(Cross-posted from CooperUncovered.)
Dru's Vues has Re. Jim Cooper's official statement on his health care vote, where he appears to admit voting for it only because he feels strongly it won't actually become law:
“I am grateful to the thousands of Nashville-area residents who have shared their opinion on health care reform with me. Everyone feels strongly because health care is so important to our lives. Having read the pending bills and having taught health policy at Vanderbilt business school for twelve years, I have made the following decision:
I will vote yes on H.R. 3962. My vote is not an endorsement of all the provisions of the bill because I find much of the bill to be deeply flawed. There is little chance that H.R. 3962 will become law due to the long legislative process.
My reason for voting yes is to advance the cause of health care reform by forcing the Senate to act. Without passage of this House bill, the Senate could delay reform indefinitely. That would be the worst possible outcome because our current health-care system is not sustainable. Congress needs to pass good health legislation in the next few months for the good of the country.
Passing legislation is a little like writing a term paper in school. The first draft is usually not very good. The second draft is better -- H.R. 3962 is the second draft. The bill that the Senate will vote on will be the third draft, which I expect to show major improvement. The final draft will be written next month when the House and the Senate vote on the same bill. I will continue to work hard to make sure that the final legislation helps all of our families get quality, affordable health care.”
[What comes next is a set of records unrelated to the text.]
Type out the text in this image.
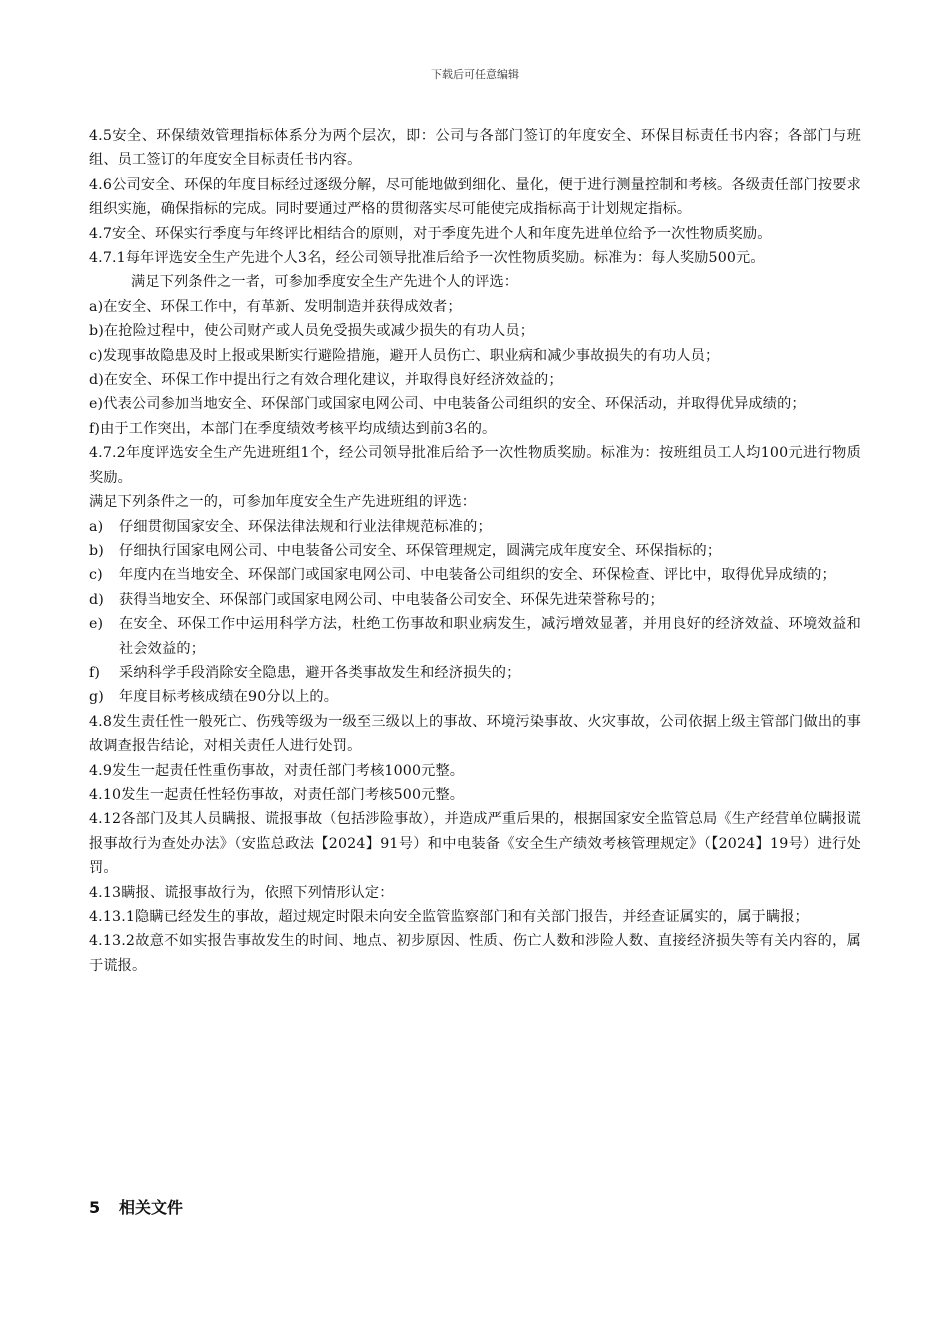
下载后可任意编辑

4.5安全、环保绩效管理指标体系分为两个层次，即：公司与各部门签订的年度安全、环保目标责任书内容；各部门与班组、员工签订的年度安全目标责任书内容。

4.6公司安全、环保的年度目标经过逐级分解，尽可能地做到细化、量化，便于进行测量控制和考核。各级责任部门按要求组织实施，确保指标的完成。同时要通过严格的贯彻落实尽可能使完成指标高于计划规定指标。

4.7安全、环保实行季度与年终评比相结合的原则，对于季度先进个人和年度先进单位给予一次性物质奖励。

4.7.1每年评选安全生产先进个人3名，经公司领导批准后给予一次性物质奖励。标准为：每人奖励500元。

满足下列条件之一者，可参加季度安全生产先进个人的评选：

a)在安全、环保工作中，有革新、发明制造并获得成效者；

b)在抢险过程中，使公司财产或人员免受损失或减少损失的有功人员；

c)发现事故隐患及时上报或果断实行避险措施，避开人员伤亡、职业病和减少事故损失的有功人员；

d)在安全、环保工作中提出行之有效合理化建议，并取得良好经济效益的；

e)代表公司参加当地安全、环保部门或国家电网公司、中电装备公司组织的安全、环保活动，并取得优异成绩的；

f)由于工作突出，本部门在季度绩效考核平均成绩达到前3名的。

4.7.2年度评选安全生产先进班组1个，经公司领导批准后给予一次性物质奖励。标准为：按班组员工人均100元进行物质奖励。

满足下列条件之一的，可参加年度安全生产先进班组的评选：

a)	仔细贯彻国家安全、环保法律法规和行业法律规范标准的；
b)	仔细执行国家电网公司、中电装备公司安全、环保管理规定，圆满完成年度安全、环保指标的；
c)	年度内在当地安全、环保部门或国家电网公司、中电装备公司组织的安全、环保检查、评比中，取得优异成绩的；
d)	获得当地安全、环保部门或国家电网公司、中电装备公司安全、环保先进荣誉称号的；
e)	在安全、环保工作中运用科学方法，杜绝工伤事故和职业病发生，减污增效显著，并用良好的经济效益、环境效益和社会效益的；
f)	采纳科学手段消除安全隐患，避开各类事故发生和经济损失的；
g)	年度目标考核成绩在90分以上的。

4.8发生责任性一般死亡、伤残等级为一级至三级以上的事故、环境污染事故、火灾事故，公司依据上级主管部门做出的事故调查报告结论，对相关责任人进行处罚。

4.9发生一起责任性重伤事故，对责任部门考核1000元整。

4.10发生一起责任性轻伤事故，对责任部门考核500元整。

4.12各部门及其人员瞒报、谎报事故（包括涉险事故），并造成严重后果的，根据国家安全监管总局《生产经营单位瞒报谎报事故行为查处办法》（安监总政法【2024】91号）和中电装备《安全生产绩效考核管理规定》（【2024】19号）进行处罚。

4.13瞒报、谎报事故行为，依照下列情形认定：

4.13.1隐瞒已经发生的事故，超过规定时限未向安全监管监察部门和有关部门报告，并经查证属实的，属于瞒报；

4.13.2故意不如实报告事故发生的时间、地点、初步原因、性质、伤亡人数和涉险人数、直接经济损失等有关内容的，属于谎报。

5 相关文件
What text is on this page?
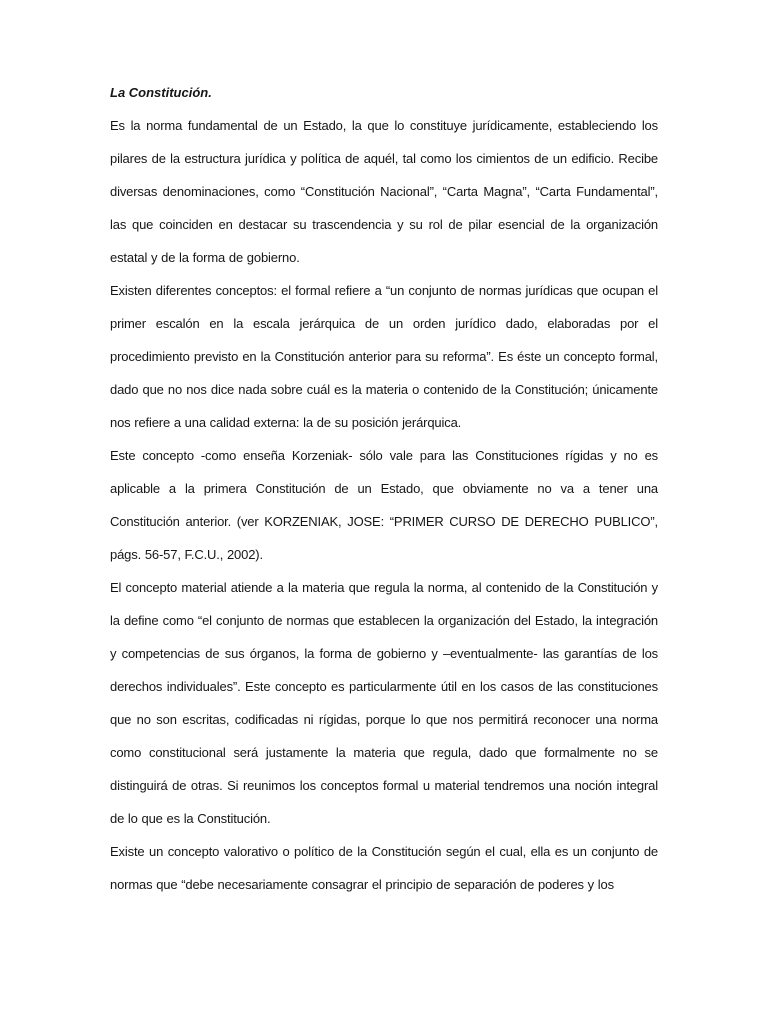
La Constitución.

Es la norma fundamental de un Estado, la que lo constituye jurídicamente, estableciendo los pilares de la estructura jurídica y política de aquél, tal como los cimientos de un edificio. Recibe diversas denominaciones, como “Constitución Nacional”, “Carta Magna”, “Carta Fundamental”, las que coinciden en destacar su trascendencia y su rol de pilar esencial de la organización estatal y de la forma de gobierno.

Existen diferentes conceptos: el formal refiere a “un conjunto de normas jurídicas que ocupan el primer escalón en la escala jerárquica de un orden jurídico dado, elaboradas por el procedimiento previsto en la Constitución anterior para su reforma”. Es éste un concepto formal, dado que no nos dice nada sobre cuál es la materia o contenido de la Constitución; únicamente nos refiere a una calidad externa: la de su posición jerárquica.

Este concepto -como enseña Korzeniak- sólo vale para las Constituciones rígidas y no es aplicable a la primera Constitución de un Estado, que obviamente no va a tener una Constitución anterior. (ver KORZENIAK, JOSE: “PRIMER CURSO DE DERECHO PUBLICO”, págs. 56-57, F.C.U., 2002).

El concepto material atiende a la materia que regula la norma, al contenido de la Constitución y la define como “el conjunto de normas que establecen la organización del Estado, la integración y competencias de sus órganos, la forma de gobierno y –eventualmente- las garantías de los derechos individuales”. Este concepto es particularmente útil en los casos de las constituciones que no son escritas, codificadas ni rígidas, porque lo que nos permitirá reconocer una norma como constitucional será justamente la materia que regula, dado que formalmente no se distinguirá de otras. Si reunimos los conceptos formal u material tendremos una noción integral de lo que es la Constitución.

Existe un concepto valorativo o político de la Constitución según el cual, ella es un conjunto de normas que “debe necesariamente consagrar el principio de separación de poderes y los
Cooper fought hard over the past few months to stall the process, to ensure that a robust public option was not included in the bill, and to ensure that the same corporate for-profit health care industry forces that fund his campaigns would be able to write the bill themselves with minimal input from Congress itself.
Even so, multiple members of Cooper's Blue Dog Coalition have indicated they will vote no on the bill. Cooper himself went on CBS' Face the Nation in July to say loudly that he would vote against the previous House language. So what changed?
In late August, a poll came out showing that Cooper's Democratic constituents in TN-05 strongly disapproved of his positions on health care. He fired back indignantly calling the pollster biased. In late September, Cooper Uncovered launched, and serious talk of a primary challenge increased. Cooper fired back indignantly, saying he wasn't worried.
By attempting with this vote to paper over his previous work to kill meaningful health care reform this year just like he did in 1994, Cooper is responding to the pressure being brought on him by progressive Democrats in Nashville and across the country.